This December will be the tenth anniversary of the death of my daughter Parker.
I remember at the time wondering if there was even a glimmer of a chance that I could survive ten minutes, no less ten years into the future. Thanks to the kind hearts of more people than I could ever thank, I am still here.
Like so many people who didn’t have children, I thought I had a pretty good handle on the world. After becoming a parent I realized just how little I really knew; being Parker’s dad was humbling. I had no concept how little I understood of love before Parker came. I had such an odd concept of what was important before her. Parker was my only child at the time and the center of the universe. By all appearances she was thriving and perfect.

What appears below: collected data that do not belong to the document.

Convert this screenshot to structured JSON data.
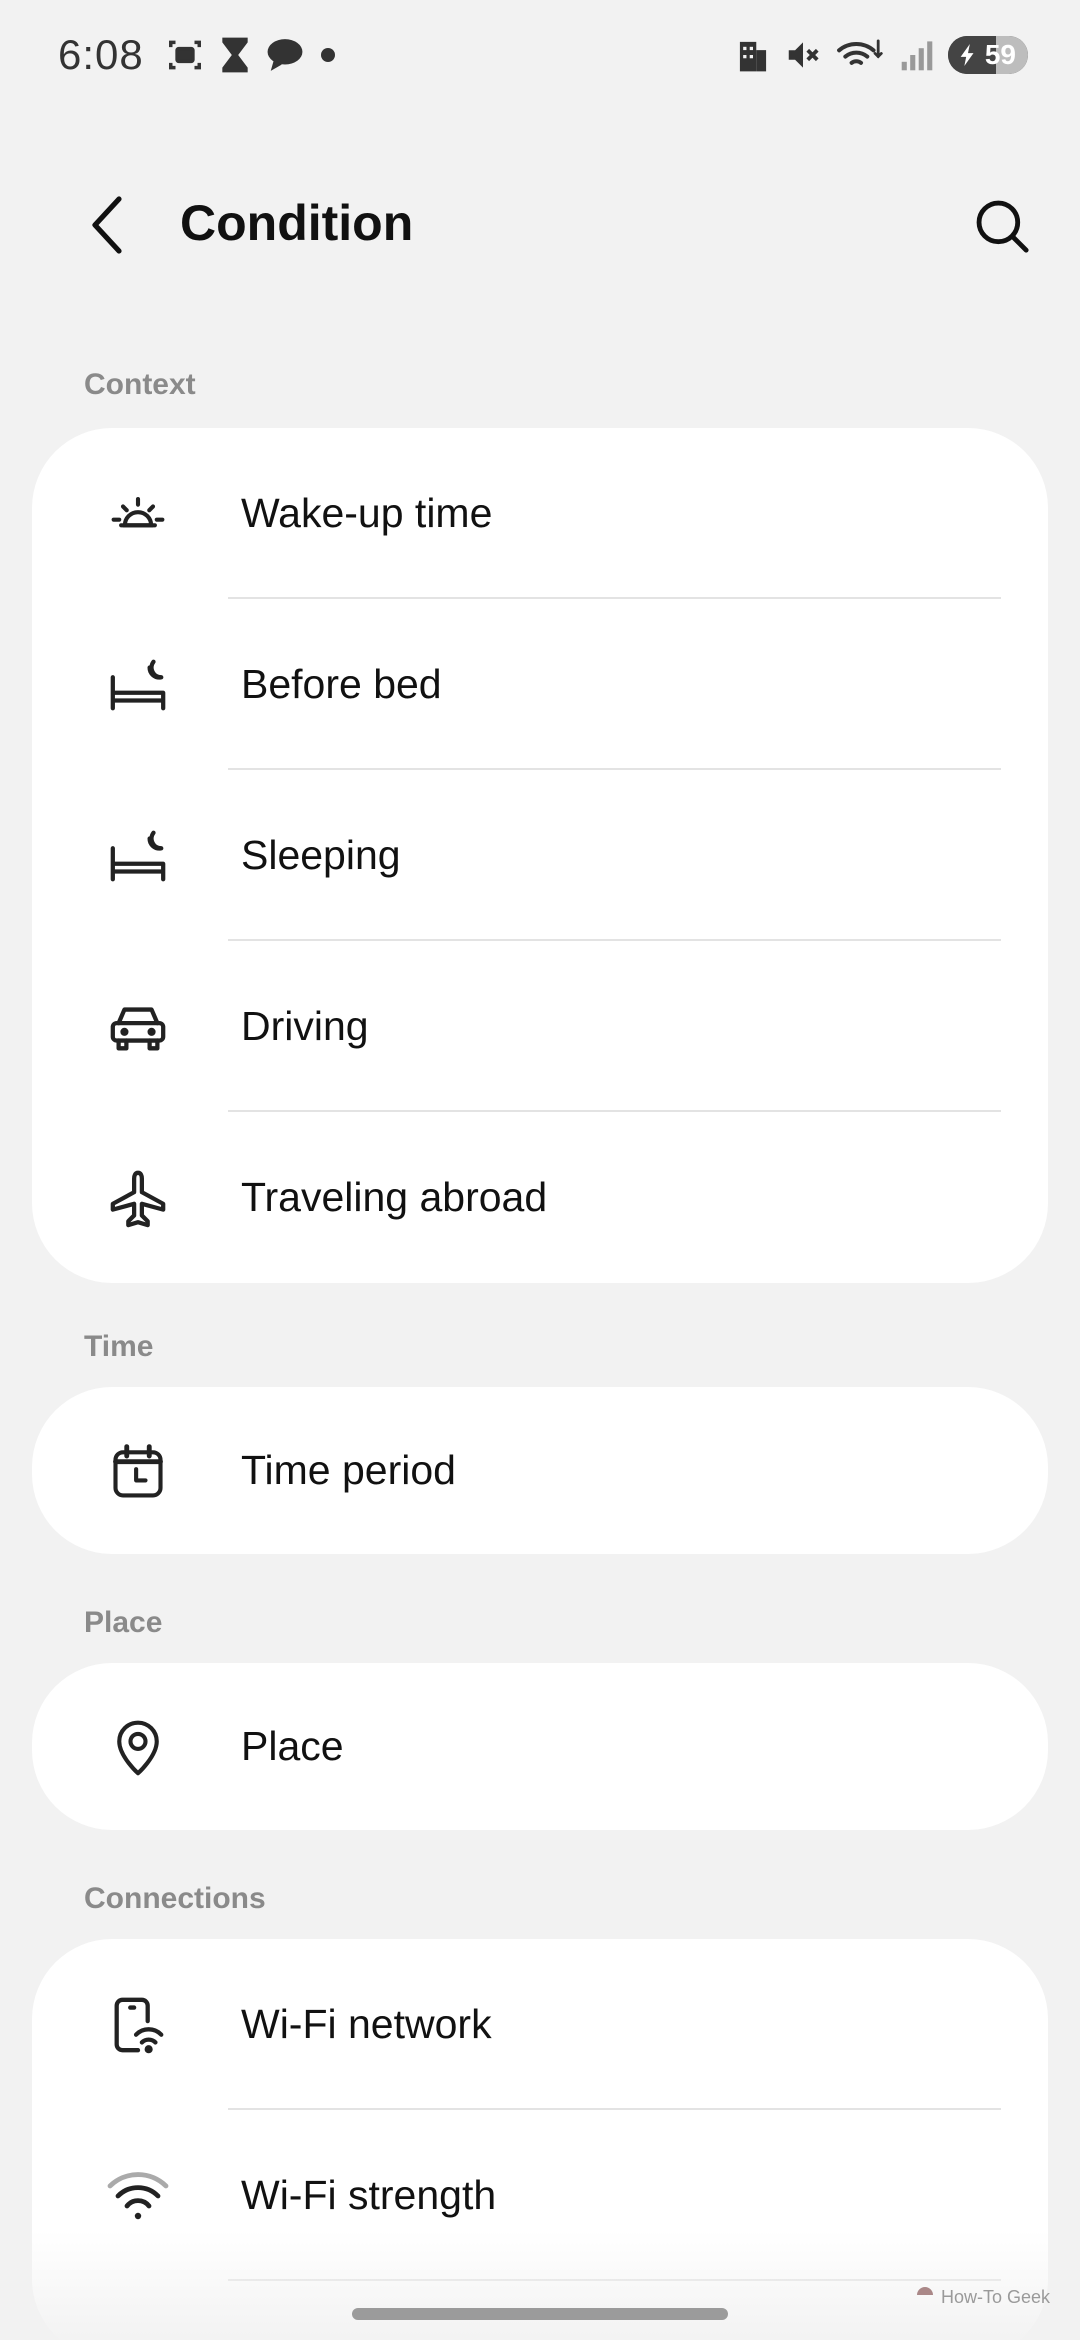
{
  "status_bar": {
    "time": "6:08",
    "battery_level": "59"
  },
  "app_bar": {
    "title": "Condition"
  },
  "sections": {
    "context": {
      "header": "Context",
      "items": [
        {
          "label": "Wake-up time",
          "icon": "sunrise-icon"
        },
        {
          "label": "Before bed",
          "icon": "bed-moon-icon"
        },
        {
          "label": "Sleeping",
          "icon": "bed-moon-icon"
        },
        {
          "label": "Driving",
          "icon": "car-icon"
        },
        {
          "label": "Traveling abroad",
          "icon": "airplane-icon"
        }
      ]
    },
    "time": {
      "header": "Time",
      "items": [
        {
          "label": "Time period",
          "icon": "calendar-clock-icon"
        }
      ]
    },
    "place": {
      "header": "Place",
      "items": [
        {
          "label": "Place",
          "icon": "location-pin-icon"
        }
      ]
    },
    "connections": {
      "header": "Connections",
      "items": [
        {
          "label": "Wi-Fi network",
          "icon": "phone-wifi-icon"
        },
        {
          "label": "Wi-Fi strength",
          "icon": "wifi-icon"
        }
      ]
    }
  },
  "watermark": "How-To Geek",
  "colors": {
    "background": "#f2f2f2",
    "card": "#ffffff",
    "section_header": "#8a8a8a",
    "divider": "#e3e3e3"
  }
}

Just over two weeks before Parker’s first birthday we found she had a lemon-sized tumor in her head. The next day we found that it was cancer and it had spread to her spine. The next day, after a biopsy, we found that it was likely a vicious cancer for which there is no cure. During surgery they implanted a stint to relieve the painful swelling caused by the fluid building around the tumor.
I walked into the recovery room, and there she was. She looked so beautiful in spite of tubes going in and out of her head and arms, and a stifling tangle of wires attached all over her. She looked up at me with an expression that just screamed, “Daddy, why are you letting them do this to me? What have I done wrong?”
Two days later the pathology report confirmed her death sentence. Armed only with a morphine pump we took my little girl home to die. Less than a week before her first birthday she was gone.
I can’t explain, because there no words to explain, the helplessness and powerlessness of holding your only child as she suffers in pain and confusion knowing there is nothing, nothing you can do but watch and pray you could somehow trade places.
I knew this kind of thing doesn’t happen to me and mine; it happens to other people. Now I know it does happen, and it happens to families just like yours too. That’s one of the reasons YOU need to care about the Children’s Hospital. They did the very best they could for my little girl and treated her with the dignity and love she deserved. Parker had the very best doctors and nurses at her call.
I hate to tell you that if this could happen to my family, it could happen to yours. And if that should ever happen you will thank God that people had given to make Children’s Hospital the place it is.
A dear friend, Tracy Smith, every year takes part in a fund-raiser for Children’s – the Courage Classic bike ride. She does so in the name of my little girl Parker. I am asking you personally to make a pledge to her effort. Please do it to help keep Parker’s memory alive. Please do it to save the child like Parker in your life.